ACCORDING to the World Health Organisation, one in four individuals suffers from mental illnesses or disorders. By 2020, depression will become one of the leading causes of death across the globe.
This may be surprising for a layperson, but for those who have been paying attention, there are no revelations in this data. At present, psychiatric diseases and behavioural disorders constitute over 40 per cent of the global disease burden. This high number has resulted in international movements for treatment and protection of those with mental illness.
Mental illnesses include many disorders such as schizophrenia, psychosis, bipolar disorder, post-traumatic stress disorder, eating disorders such as anorexia and bulimia, anxiety, depression, neurosis. There are many other sinister disorders and diseases of the mind. To not recognise their threat as a national health concern will be a monumental failure. While we think of lifestyle-related illness such as diabetes, heart disease and cancer as the leading causes of mortality, we forget that mental disorders are, in fact, far more common than the aforementioned maladies.
Mental illness is more common than cancer, diabetes or heart disease.
Unfortunately, while a faulty heart or a failing kidney is not ignored, signs and symptoms of mental disorders are grossly neglected through their non-detection, misdiagnosis and inappropriate treatments. In typical cases, the symptoms are non-physical and hence unclear for immediate detection or treatment. As a result, more serious psychiatric cases are ignored or dealt with using measures that worsen the patients’ mental condition.
But the effects of such neglect do not end there. The stigma associated with these illnesses has never really been addressed. In recent years, there has been growing awareness and treatment for mental illness around the world. Our country, however, fails to meet the universal standards of treatment and protection appropriate for such mentally ill individuals. What follows for such a mentally ill patient raises bigger concerns.
Since many a time such patients are accused of or involuntarily involved in activities that may be criminal, such individuals are often placed at the mercy of those within the criminal justice system. According to official figures, approximately 188 recognised mentally ill prisoners are locked up in Punjab’s prisons alone. Meanwhile, with 4,688 prisoners currently on death row, it is unclear how many of them are mentally ill or have become so living under horrid, overpopulated prison conditions.
Reportedly, 10pc to 16pc of Pakistan’s population — ie more than 14 million people — suffer from mild to moderate psychiatric illness. This epidemic was once highlighted in the 1998 National Health Policy where it was placed as a component of comprehensive primary healthcare under the umbrella of ‘health for all’. However, following the ouster of the elected civilian government in 1999, a new health policy was enacted in 2001. This policy made selective primary healthcare and donor dependence for additional resources as its prime focus, and placed mental health issues at the bottom of national health priorities.
It is no wonder then that Pakistan has approximately only one psychiatrist for every 10,000 persons suffering from mental disorders, one child psychiatrist for every 4m children suffering from mental health issues, and only four major psychiatric hospitals for the entire population. These shockingly low statistics contribute to the rise in the number of mentally ill patients.
The Punjab Institute of Mental Health is one of those rare dedicated government hospitals. But, disturbingly, the Punjab Health Department now wants to attach the PIMH to the Services Institute of Medical Sciences. The obvious problem with this is losing the opportunity to make the PIMH a teaching hospital. We are in desperate need of more psychiatrists, yet, without a teaching hospital, this number cannot be radically increased.
The second problem is, again, one of placing mental health on the backburner. If there are dedicated government hospitals for heart, kidney, and liver diseases, then why not maintain at least one dedicated to mental health? Is even one dedicated hospital too much to ask for?

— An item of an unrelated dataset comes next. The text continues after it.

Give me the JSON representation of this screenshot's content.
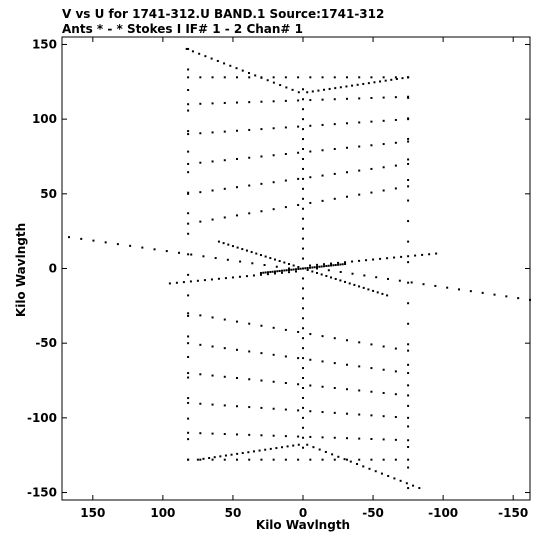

The third problem is expertise. Should a hospital, where many patients are unfortunately violent and unpredictable, be placed under the supervision of a doctor who supervises in surgery? Would such an arrangement be acceptable anywhere in the world?
The PIMH issue is, sadly, just one of the myriad ones that the mental health sector faces. Mental illnesses are caused by a combination of genetic, biological, psychological and environmental factors. It is incumbent to adopt and implement measures and interventions for prevention of such illnesses in order to avoid problems caused by a lack of awareness and support.
The writer is a Sitar-i-Imtiaz- and Hilal-i-Imtiaz-decorated emeritus professor of psychiatry.